Our work on OI will provide important knowledge and has considerable translational and commercialisation impact.

Specific beneficiaries:

For patients: Patients with fragile bone disorders will directly gain from the development of new therapeutic strategies to increase bone strength and quality and decrease bone pain.

For researchers: Our findings will expand the respective fields of stem cell biology, molecular biology, biomechanics, cell therapy and bone metabolism, providing proof-of-principle for the use of human iPSC-derived iMSC to overcome two of the major hurdles of primary MSC therapy.

For clinicians: As stem cell transplantation for OI moves into the clinic (BOOSTB4 phase I/II clinical trial), it is important to understand the mechanisms by which donor MSC exert their beneficial effects to further develop innovative stem cell-derived treatments and to investigate the bone regenerative potential of alternative replicable and standardized source of MSC to replace the use of primary cells.

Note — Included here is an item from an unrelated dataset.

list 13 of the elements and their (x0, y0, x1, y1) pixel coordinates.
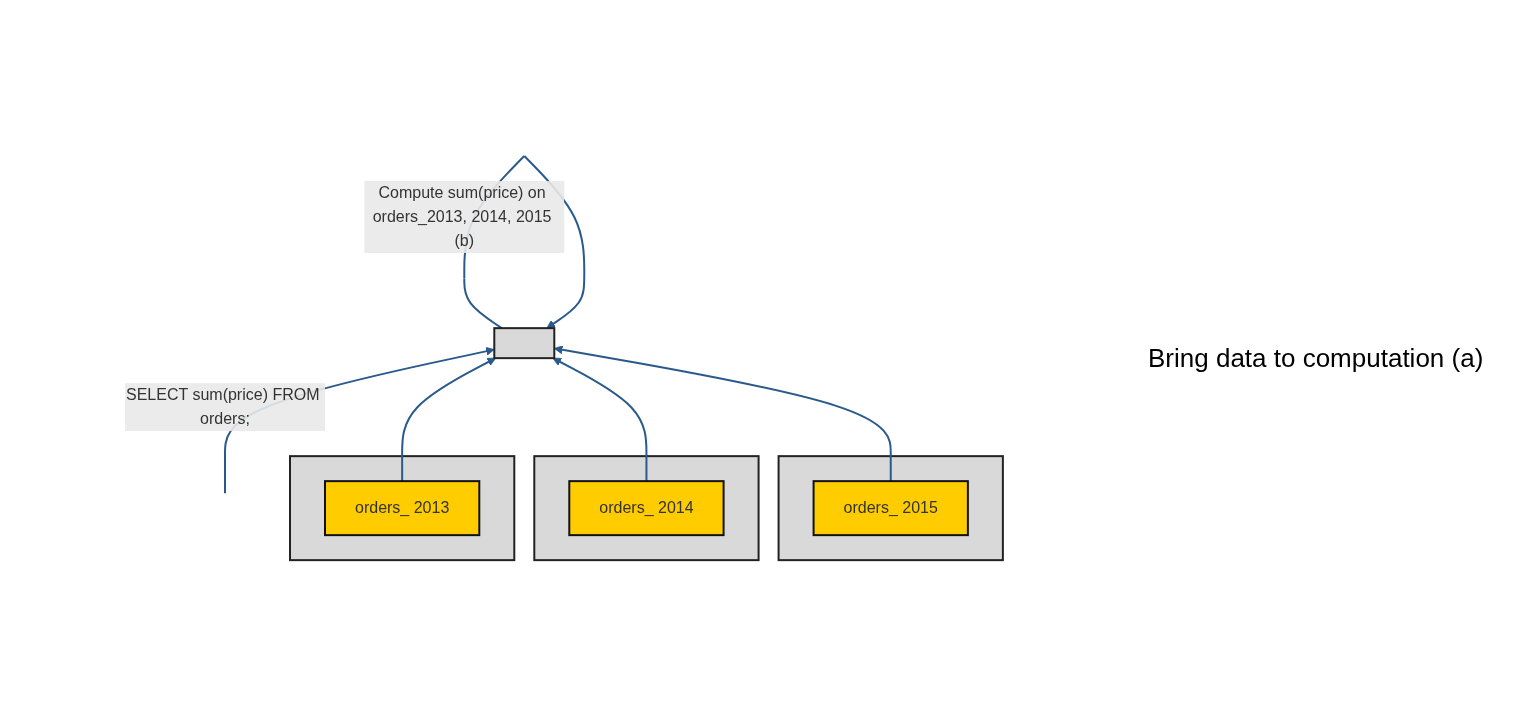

It is likely to be of interest to pediatric as well as geriatric orthopedic surgeons and physicians, for the purpose of bone repair and regeneration, and to restore osteoblastic depression.

The benefits of this research are not restricted to the scientific community. The knowledge gained will also be of benefit to industry and the commercial private sector. For example, the banking of human iPSC-derived iMS, and the development of cell-free therapeutics to promote bone health.

We also anticipate that this project will lead to preclinical testing of putative new samples for cell therapy and hence, the commercialization of assays to test the in vitro bone regenerative potential of cell samples. This will benefit the UK economy either through the creation of new spin-out companies via UCL Innovation, or by adding values to existing large pharmaceutical companies through license or sale of intellectual property rights.